Years later, he would bewilder family, friends and therapists who treated him by insisting that 'Auschwitz was nothing, a walk in the park'. It sounded unhinged - except to someone who had experienced Treblinka.
As prisoner 154356 in Auschwitz, he committed an infraction that had him sent to the punishment block at nearby Birkenau.
On his return to Auschwitz, he was assigned to Josef Mengele's special work detail, known as 'the zoo', where the doctor was carrying out gruesome medical experiments on human guinea pigs, including castration.
Friends suffered this fate, but Sperling was lucky - he was inspected by the mad doctor more than once, but not selected. His 'invisibility' had saved him.
After a year at Auschwitz, he was transferred to another concentration camp, Sachsenhausen, and then another, Kaufering, as a slave labourer, before being marched to Dachau in April 1945 ahead of the advancing Allied forces.
Treblinka survivor: The life and death of Hershl Sperling
It was there, malnourished, exhausted and suffering from typhoid, that he was liberated by the Americans shortly after his 18th birthday.
But where to go? He spent time in a camp for dispossessed persons, making a living dealing on the black market. Two years later, he turned up in Glasgow at the home of a distant relation his mother had once told him about.
A new life began, which he shared with his wife, Yaja, another Holocaust survivor, whom he met by chance on a railway platform in Czechoslovakia when the two of them were caught up in the chaos following the end of the war.
A new life it was, but rarely a settled one.
He went from job to job. The family moved to Israel, but that didn't work out either. He tried a spell in Canada, with the same result.
Sperling was doomed, says author Mark Smith, 'to taste and smell the evil he had seen for the rest of his life'. Not for him the serenity of the survivor, but a never-ending nightmare.
His behaviour was often bizarre. He would put himself at risk, driving at high speed with no hands on the steering wheel.
He shoplifted. He was volatile and unpredictable, 'like sitting on top of a volcano', according to his son Sam.
He had a nervous breakdown and was treated with electroconvulsive therapy. But not even that could erase the memories.
'Even when he was calm, he was disturbed,' said his other son, Alan.
'We would be watching television, something entirely unrelated to his experiences, and he would turn and say: "You know, I still can't believe what happened to me." '
In the Sixties, his sons believe he made a secret pilgrimage to Treblinka to pay his respects and to say sorry to the people he could not save.
But peace of mind still eluded him. Yaja was the only one who could soothe him, and her death from cancer was a terrible blow. He took to his bed with cocktails of whisky and valium.
He had a heart attack. He made numerous suicide attempts and had his stomach pumped five times after overdosing.
He began to disappear inside his own head. He wanted to die.
'This is worse than Treblinka,' he whispered one day.

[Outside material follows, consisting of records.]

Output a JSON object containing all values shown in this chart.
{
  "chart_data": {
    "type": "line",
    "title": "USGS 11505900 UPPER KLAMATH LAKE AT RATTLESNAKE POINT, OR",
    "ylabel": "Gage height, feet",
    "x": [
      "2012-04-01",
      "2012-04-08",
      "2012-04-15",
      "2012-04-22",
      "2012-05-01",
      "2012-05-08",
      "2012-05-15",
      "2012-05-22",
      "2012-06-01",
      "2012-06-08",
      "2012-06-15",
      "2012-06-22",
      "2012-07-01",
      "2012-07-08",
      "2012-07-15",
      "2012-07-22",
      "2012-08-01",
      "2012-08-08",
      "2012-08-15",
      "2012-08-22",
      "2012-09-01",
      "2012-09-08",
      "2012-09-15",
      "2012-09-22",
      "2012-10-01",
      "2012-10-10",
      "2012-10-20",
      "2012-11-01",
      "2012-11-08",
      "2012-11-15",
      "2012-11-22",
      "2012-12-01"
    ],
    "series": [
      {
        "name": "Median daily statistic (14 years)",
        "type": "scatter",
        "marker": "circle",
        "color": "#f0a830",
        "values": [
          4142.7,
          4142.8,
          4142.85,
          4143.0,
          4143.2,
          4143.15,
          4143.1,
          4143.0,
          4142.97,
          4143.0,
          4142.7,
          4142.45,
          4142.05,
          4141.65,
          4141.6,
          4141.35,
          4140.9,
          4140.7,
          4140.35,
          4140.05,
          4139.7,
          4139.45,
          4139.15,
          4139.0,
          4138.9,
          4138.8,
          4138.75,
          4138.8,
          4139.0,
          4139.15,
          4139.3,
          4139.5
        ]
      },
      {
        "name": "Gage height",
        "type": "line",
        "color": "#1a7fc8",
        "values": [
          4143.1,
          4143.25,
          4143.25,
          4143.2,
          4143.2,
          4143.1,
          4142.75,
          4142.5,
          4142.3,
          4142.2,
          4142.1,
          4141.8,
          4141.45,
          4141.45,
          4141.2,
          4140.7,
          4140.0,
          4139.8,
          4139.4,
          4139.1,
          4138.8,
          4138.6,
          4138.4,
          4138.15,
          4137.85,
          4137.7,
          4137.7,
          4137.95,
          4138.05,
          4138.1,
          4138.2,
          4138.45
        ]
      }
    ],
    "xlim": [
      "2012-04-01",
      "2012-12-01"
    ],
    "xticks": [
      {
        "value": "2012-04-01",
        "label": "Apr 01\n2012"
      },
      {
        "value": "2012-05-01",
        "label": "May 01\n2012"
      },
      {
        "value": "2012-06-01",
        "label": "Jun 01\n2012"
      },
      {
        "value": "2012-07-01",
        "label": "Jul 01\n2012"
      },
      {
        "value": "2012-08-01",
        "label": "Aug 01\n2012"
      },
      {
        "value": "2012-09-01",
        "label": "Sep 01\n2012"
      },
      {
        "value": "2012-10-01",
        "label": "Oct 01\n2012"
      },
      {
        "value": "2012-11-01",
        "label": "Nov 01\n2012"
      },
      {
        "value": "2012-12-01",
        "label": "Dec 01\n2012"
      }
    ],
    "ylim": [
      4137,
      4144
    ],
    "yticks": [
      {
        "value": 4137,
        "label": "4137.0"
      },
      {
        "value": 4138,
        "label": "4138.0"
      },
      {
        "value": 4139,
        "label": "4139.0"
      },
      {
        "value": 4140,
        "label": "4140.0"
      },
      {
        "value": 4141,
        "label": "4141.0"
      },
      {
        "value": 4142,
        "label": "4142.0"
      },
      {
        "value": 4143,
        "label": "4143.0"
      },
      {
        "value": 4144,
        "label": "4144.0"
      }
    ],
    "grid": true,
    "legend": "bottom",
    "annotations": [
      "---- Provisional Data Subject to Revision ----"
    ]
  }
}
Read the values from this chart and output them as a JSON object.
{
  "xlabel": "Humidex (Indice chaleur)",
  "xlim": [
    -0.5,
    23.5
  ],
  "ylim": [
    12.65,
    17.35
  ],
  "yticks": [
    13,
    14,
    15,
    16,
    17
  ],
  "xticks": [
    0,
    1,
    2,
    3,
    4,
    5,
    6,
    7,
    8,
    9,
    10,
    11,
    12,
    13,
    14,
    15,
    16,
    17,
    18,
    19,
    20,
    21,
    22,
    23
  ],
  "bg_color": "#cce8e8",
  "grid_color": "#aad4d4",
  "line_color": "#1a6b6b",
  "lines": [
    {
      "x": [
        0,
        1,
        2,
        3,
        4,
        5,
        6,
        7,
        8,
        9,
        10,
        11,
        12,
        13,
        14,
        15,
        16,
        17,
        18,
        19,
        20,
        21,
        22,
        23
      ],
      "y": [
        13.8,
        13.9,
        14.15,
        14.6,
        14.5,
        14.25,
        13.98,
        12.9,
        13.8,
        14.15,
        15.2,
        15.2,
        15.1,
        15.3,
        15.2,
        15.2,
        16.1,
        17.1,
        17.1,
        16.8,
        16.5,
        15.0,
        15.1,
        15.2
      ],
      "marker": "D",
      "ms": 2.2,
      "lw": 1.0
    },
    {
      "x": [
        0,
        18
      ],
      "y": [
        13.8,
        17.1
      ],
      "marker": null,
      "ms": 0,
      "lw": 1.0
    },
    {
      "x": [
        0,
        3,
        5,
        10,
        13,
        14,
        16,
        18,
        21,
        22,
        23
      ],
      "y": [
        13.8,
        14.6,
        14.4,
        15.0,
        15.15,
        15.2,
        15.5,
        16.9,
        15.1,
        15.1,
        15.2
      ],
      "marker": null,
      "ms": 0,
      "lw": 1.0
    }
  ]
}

Sam Sperling believes that what drained his father of hope - the spark that had kept him going through the camps - was when, in a lucid interval, he saw the film The Killing Fields about the slaughter of millions of Cambodians under Pol Pot's communist dictatorship.
He was deeply moved by it. From the age of 15 he had seen first hand how truly terrible and murderous the human race could be.
The film showed that nothing had changed. The unspeakable evil that Treblinka stood for was still with us. His final solution lay in the beckoning waters of the Clyde.